Monday, November 14, 2011

I don’t see Dogs Playing Poker or commemorative Elvis plates in there. Is this really about art?

Roger Sandall questions some of the premises of Neil MacGregor’s A History of the World in 100 Objects.


Yojimbo said...

No Elvis plates-no art. What could possibly be more clear.

RebeccaH said...

Art, like beauty, is in the eye of the beholder, despite the reams full of fifty-cent words written by "critics".

Anonymous said...

MacGregor's knowledge is amazing, but so is his arrogance. One example is the "Elgin" Marbles, that he considers the duty of the museum to protect from those backward Greeks whose ancestors created them, and who refer to them as the Parthenon Marbles. Another is his equating of "primitive" art to that of Donatello. Well, if we are to use his line of thinking (obviously not critical) then a high school artist could do his job.

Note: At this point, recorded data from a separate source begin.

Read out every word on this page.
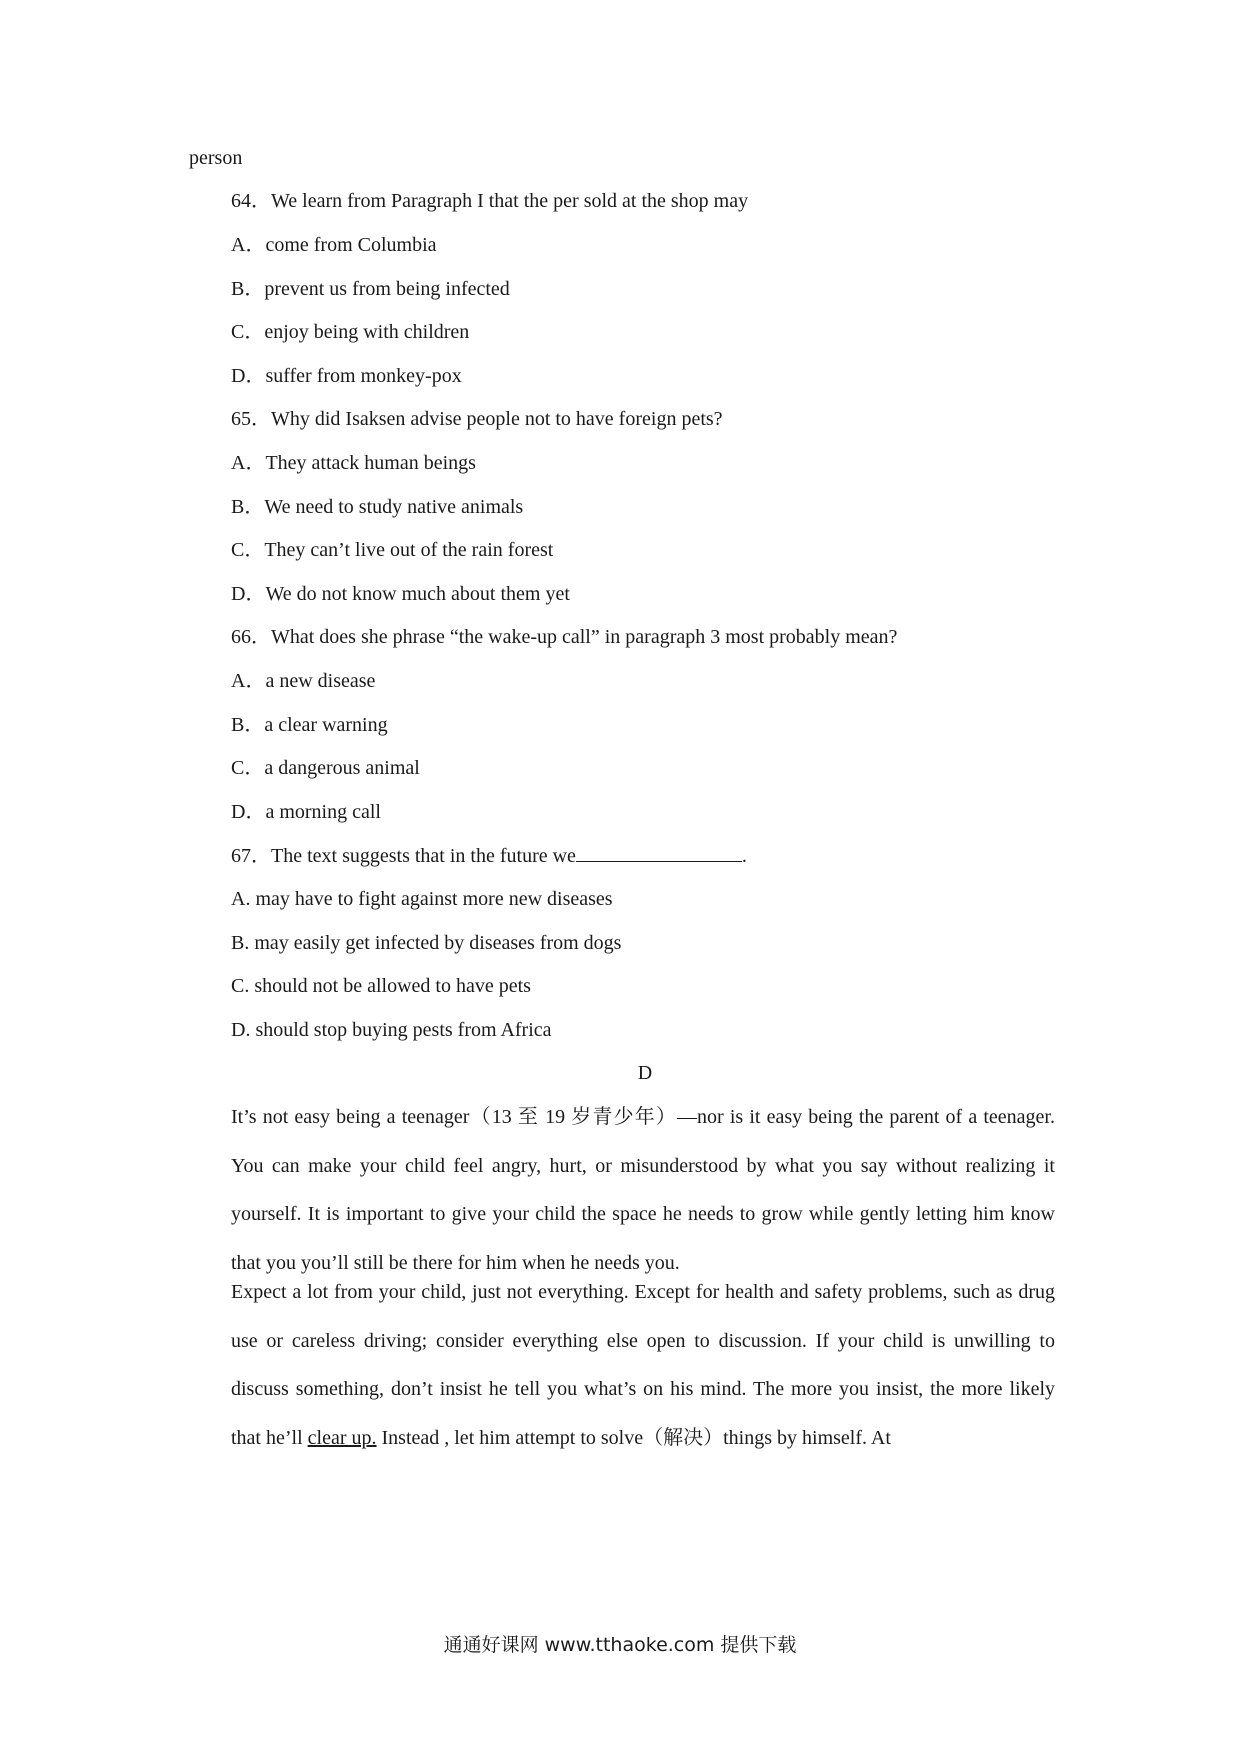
person
64．We learn from Paragraph I that the per sold at the shop may
A．come from Columbia
B．prevent us from being infected
C．enjoy being with children
D．suffer from monkey-pox
65．Why did Isaksen advise people not to have foreign pets?
A．They attack human beings
B．We need to study native animals
C．They can’t live out of the rain forest
D．We do not know much about them yet
66．What does she phrase “the wake-up call” in paragraph 3 most probably mean?
A．a new disease
B．a clear warning
C．a dangerous animal
D．a morning call
67．The text suggests that in the future we	.
A. may have to fight against more new diseases
B. may easily get infected by diseases from dogs
C. should not be allowed to have pets
D. should stop buying pests from Africa
D
It’s not easy being a teenager（13 至 19 岁青少年）—nor is it easy being the parent of a teenager. You can make your child feel angry, hurt, or misunderstood by what you say without realizing it yourself. It is important to give your child the space he needs to grow while gently letting him know that you you’ll still be there for him when he needs you.
Expect a lot from your child, just not everything. Except for health and safety problems, such as drug use or careless driving; consider everything else open to discussion. If your child is unwilling to discuss something, don’t insist he tell you what’s on his mind. The more you insist, the more likely that he’ll clear up. Instead , let him attempt to solve（解决）things by himself. At
通通好课网 www.tthaoke.com 提供下载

Wonder what his opinion of black velvet art is? No not the Elvis or poker dogs sold in Tijuana, Mexico, but the real art like my Aunt Lois did. Not an easy medium to work in. Her's were real works of art. Wish you could see her sunset/sunrise over Diamondhead in Honolulu, or the still live where the crystal goblet shined.

Deborah Leigh

TimT said...

To be fair I think the only person who makes the Donatello comparison is Scruton himself - MacGregor, from the available quotes, only seems to talk in general terms about a paleolithic carving as displaying the signs of great art.

From that review it does seem as if MacGregor displays the eccentric partiality towards period objects and archeological relics that many curators would share.